One further important consequence of macrophage arginase expression is reduction of extracellular arginine. This is most likely more apparent in the immediate microenvironment of M2 macrophages due to the continuous flux of nutrients and the arginine synthetic capacity of the whole organism. Suppression of T cell activation via arginine depletion has been studied quite extensively in vitro (47, 8991) and is known as one of the prime immunosuppressive mechanisms of arginase-expressing myeloid-derived suppressor cells (MDSC) (18). In contrast, its role in macrophage-driven pathophysiology in vivo is still not really clear in most relevant disease entities and needs to be analyzed in the future. We speculate that M2/arginase macrophages might be more efficient in the induction of extracellular arginine depletion since there is no intracellular reconstitutive mechanism for arginine recycling for M2 macrophages as opposed to M1 macrophages, which can use the citrulline–NO rescue pathway. Suppression of T cell activation, proliferation, and/or differentiation by macrophage arginase I was shown in vivo in murine disease models dominated by M2 macrophages, like schistosomiasis (80, 83) or leishmaniasis (92). Interestingly, extracellular arginine depletion has also been shown to inhibit ERK1/2 activation and subsequently pro-inflammatory cytokine production in LPS-stimulated macrophages (93). It will be interesting to study a potential influence of intracellular arginine depletion on potential pro-inflammatory signaling pathways within macrophages and to analyze if there is regulation of innate immune responses and macrophage polarization already at such basic level. Clearly, arginine depletion does not inhibit immune responses broadly and indiscriminately: important activation aspects of T cells (91, 94) and granulocytes (95) are preserved in an arginine-depleted milieu and other cellular responses, e.g., induction of arginine transport protein CAT-1 (33), are even enhanced in eukaryotic cells under arginine nutrient deprivation.

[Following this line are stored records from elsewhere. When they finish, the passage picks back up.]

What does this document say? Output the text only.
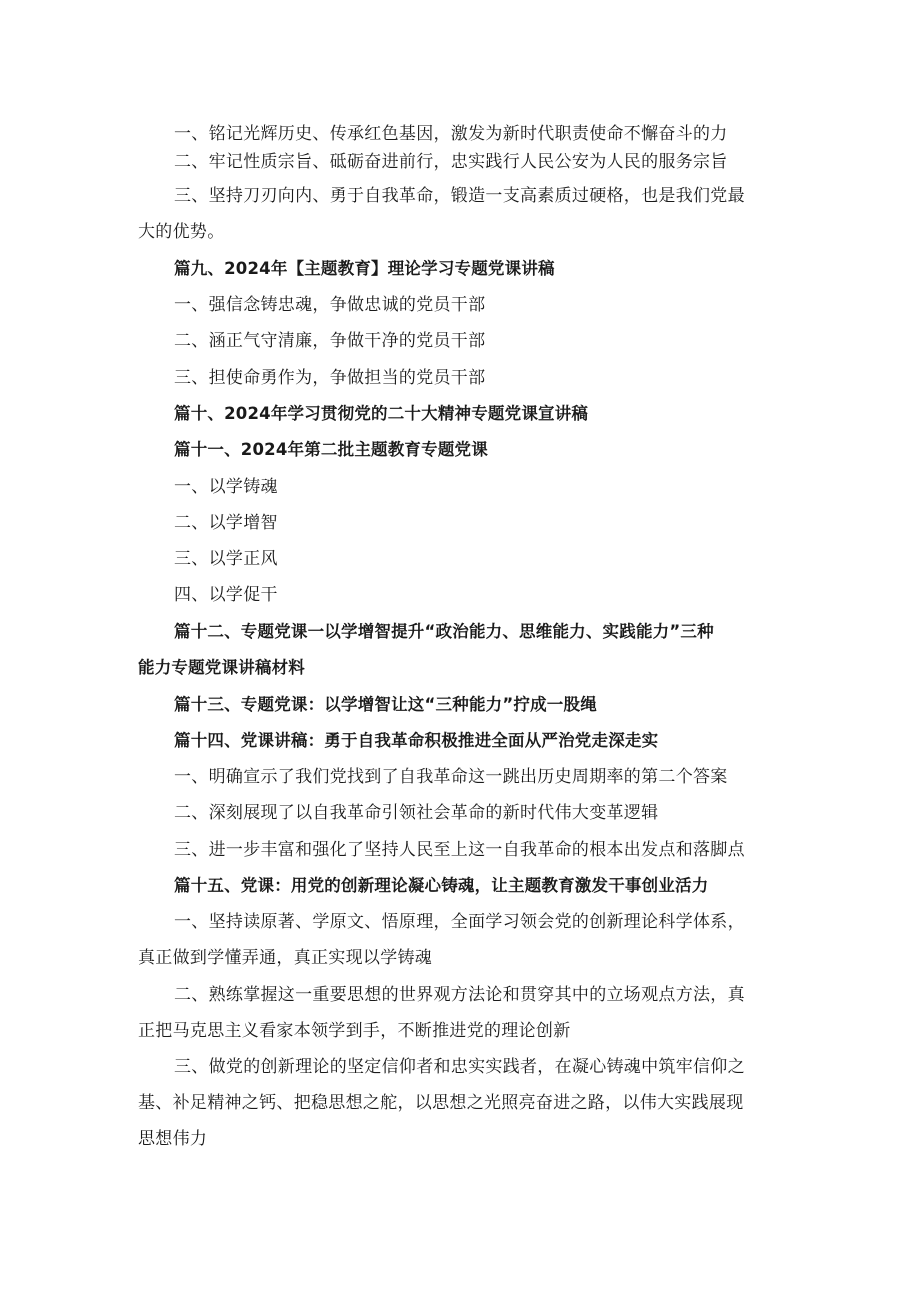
一、铭记光辉历史、传承红色基因，激发为新时代职责使命不懈奋斗的力
二、牢记性质宗旨、砥砺奋进前行，忠实践行人民公安为人民的服务宗旨
三、坚持刀刃向内、勇于自我革命，锻造一支高素质过硬格，也是我们党最
大的优势。
篇九、2024年【主题教育】理论学习专题党课讲稿
一、强信念铸忠魂，争做忠诚的党员干部
二、涵正气守清廉，争做干净的党员干部
三、担使命勇作为，争做担当的党员干部
篇十、2024年学习贯彻党的二十大精神专题党课宣讲稿
篇十一、2024年第二批主题教育专题党课
一、以学铸魂
二、以学增智
三、以学正风
四、以学促干
篇十二、专题党课一以学增智提升“政治能力、思维能力、实践能力”三种
能力专题党课讲稿材料
篇十三、专题党课：以学增智让这“三种能力”拧成一股绳
篇十四、党课讲稿：勇于自我革命积极推进全面从严治党走深走实
一、明确宣示了我们党找到了自我革命这一跳出历史周期率的第二个答案
二、深刻展现了以自我革命引领社会革命的新时代伟大变革逻辑
三、进一步丰富和强化了坚持人民至上这一自我革命的根本出发点和落脚点
篇十五、党课：用党的创新理论凝心铸魂，让主题教育激发干事创业活力
一、坚持读原著、学原文、悟原理，全面学习领会党的创新理论科学体系，
真正做到学懂弄通，真正实现以学铸魂
二、熟练掌握这一重要思想的世界观方法论和贯穿其中的立场观点方法，真
正把马克思主义看家本领学到手，不断推进党的理论创新
三、做党的创新理论的坚定信仰者和忠实实践者，在凝心铸魂中筑牢信仰之
基、补足精神之钙、把稳思想之舵，以思想之光照亮奋进之路，以伟大实践展现
思想伟力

Interactions between NOS and Arginase Pathways

Nitric oxide synthase and arginase can both antagonize or synergize in the generation of oxidative and nitrosative stress: inadequate supply of arginine (or the cofactor tetrahydrobiopterin) leads to the production of superoxide O2 instead of NO, increasing oxidative stress and also the production of peroxynitrite (22). In general, though, mutually exclusive expression of iNOS and arginase I in individual macrophages prevails (96) and there are multiple cross-inhibitory interactions between the two arginine metabolic pathways in macrophages: NOHA, the intermediate product in NO synthesis, is a potent inhibitor of both arginase isoforms (97). In non-macrophage cell types, it was also demonstrated that NO is an effective inhibitor of ODC via nitrosylation of the enzyme with consecutively reduced polyamine synthesis (98). Arginase can limit arginine availability for NO synthesis, as demonstrated by pharmacological arginase inhibition in different types of macrophages (99). The expression of iNOS is translationally controlled by the availability of arginine (100) and in murine M2 macrophages, induced by the cytokine IL-13, iNOS translation, and NO production are restricted by arginase-mediated arginine depletion (59). Polyamines and/or polyamine aldehyde metabolites can inhibit NO synthesis in murine and rat macrophages (101). Spermine suppresses the induction of both iNOS and CAT-2B arginine transporter (72) and inhibition of ODC-mediated polyamine synthesis in murine macrophages enhances LPS-induced iNOS expression and NO synthesis (102). Spermine also inhibits H. pylori-induced iNOS protein translation in the RAW264.7 macrophage cell line and siRNA-mediated ODC inhibition enhances macrophage NO-mediated bacterial killing (103).

In summary, these biochemical crossregulatory interactions are in line with the concept of two types of polarized macrophages – M1/NOS versus M2/arginase – which are defined not only by the intracellular fate of arginine, but – most importantly – also by its associated functional consequences.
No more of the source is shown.